Characterization of penetration induced thermal runaway propagation process within a large format lithium ion battery module

• Published in: Journal of power sources Vol. 275; pp. 261 - 273
• Main Authors: Feng, Xuning, Sun, Jing, Ouyang, Minggao, Wang, Fang, He, Xiangming, Lu, Languang, Peng, Huei
• Format: Journal Article
• Language: English
• Published: Elsevier B.V 01.02.2015
• Subjects: Battery; Electric batteries; Electric potential; Large format; Lithium ion battery; Lithium-ion batteries; Modules; Penetration; Safety; Thermal runaway; Thermal runaway propagation; Voltage; Lithium ion battery; Safety; Thermal runaway propagation; Thermal runaway
• ISSN: 0378-7753; 1873-2755
• DOI: 10.1016/j.jpowsour.2014.11.017

This paper investigates the mechanisms of penetration induced thermal runaway (TR) propagation process within a large format lithium ion battery pack. A 6-battery module is built with 47 thermocouples installed at critical positions to record the temperature profiles. The first battery of the module is penetrated to trigger a TR propagation process. The temperature responses, the voltage responses and the heat transfer through different paths are analyzed and discussed to characterize the underlying physical behavior. The temperature responses show that: 1) Compared with the results of TR tests using accelerating rate calorimetry (ARC) with uniform heating, a lower onset temperature and a shorter TR triggering time are observed in a penetration induced TR propagation test due to side heating. 2) The maximum temperature difference within a battery can be as high as 791.8 °C in a penetration induced TR propagation test.

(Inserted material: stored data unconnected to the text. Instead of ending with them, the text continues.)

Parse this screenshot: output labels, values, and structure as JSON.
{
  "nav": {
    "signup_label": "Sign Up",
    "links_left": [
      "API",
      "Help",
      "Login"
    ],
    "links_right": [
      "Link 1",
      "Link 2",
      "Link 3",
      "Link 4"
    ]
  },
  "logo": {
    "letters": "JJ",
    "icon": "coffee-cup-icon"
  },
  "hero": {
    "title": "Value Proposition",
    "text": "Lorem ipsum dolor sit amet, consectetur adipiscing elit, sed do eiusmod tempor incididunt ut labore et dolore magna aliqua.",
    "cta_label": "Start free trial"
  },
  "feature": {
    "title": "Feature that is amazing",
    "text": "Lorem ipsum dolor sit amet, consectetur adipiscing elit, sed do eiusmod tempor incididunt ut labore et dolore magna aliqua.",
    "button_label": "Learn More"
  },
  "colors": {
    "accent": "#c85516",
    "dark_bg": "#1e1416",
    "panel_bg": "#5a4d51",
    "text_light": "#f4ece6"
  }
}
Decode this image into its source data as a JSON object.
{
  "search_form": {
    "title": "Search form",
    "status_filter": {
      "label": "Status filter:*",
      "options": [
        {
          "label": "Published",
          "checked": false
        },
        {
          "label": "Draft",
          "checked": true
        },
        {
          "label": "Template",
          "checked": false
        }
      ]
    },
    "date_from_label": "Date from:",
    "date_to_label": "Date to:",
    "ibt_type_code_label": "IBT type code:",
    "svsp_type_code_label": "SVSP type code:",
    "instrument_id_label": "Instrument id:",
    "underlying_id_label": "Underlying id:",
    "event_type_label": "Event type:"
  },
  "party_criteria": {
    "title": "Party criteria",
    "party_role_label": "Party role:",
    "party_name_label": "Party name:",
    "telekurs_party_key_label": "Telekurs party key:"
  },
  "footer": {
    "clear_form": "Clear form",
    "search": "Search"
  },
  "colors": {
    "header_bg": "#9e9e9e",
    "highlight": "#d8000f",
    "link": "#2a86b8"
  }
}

The voltage responses have a 5-stage feature, indicating that the TR happens in sequence for the two pouch cells packed inside a battery. The heat transfer analysis shows that: 1) 12% of the total heat released in TR of a battery is enough to trigger the adjacent battery to TR. 2) The heat transferred through the pole connector is only about 1/10 of that through the battery shell. 3) The fire has little influence on the TR propagation, but may cause significant damage on the accessories located above the battery. The results can enhance our understandings of the mechanisms of TR propagation, and provide important guidelines in pack design for large format lithium ion battery. •Thermal runaway (TR) propagation test on large format Li-ion battery pack is done.•TR propagation mechanism in a large format Li-ion battery pack is analyzed.•TR propagates from the nail point to the 1st battery, then to adjacent batteries.•Side heating in TR propagation leads to a lower TR onset temperature around 100 °C.•The heat transferred through battery shell dominates the TR propagation process.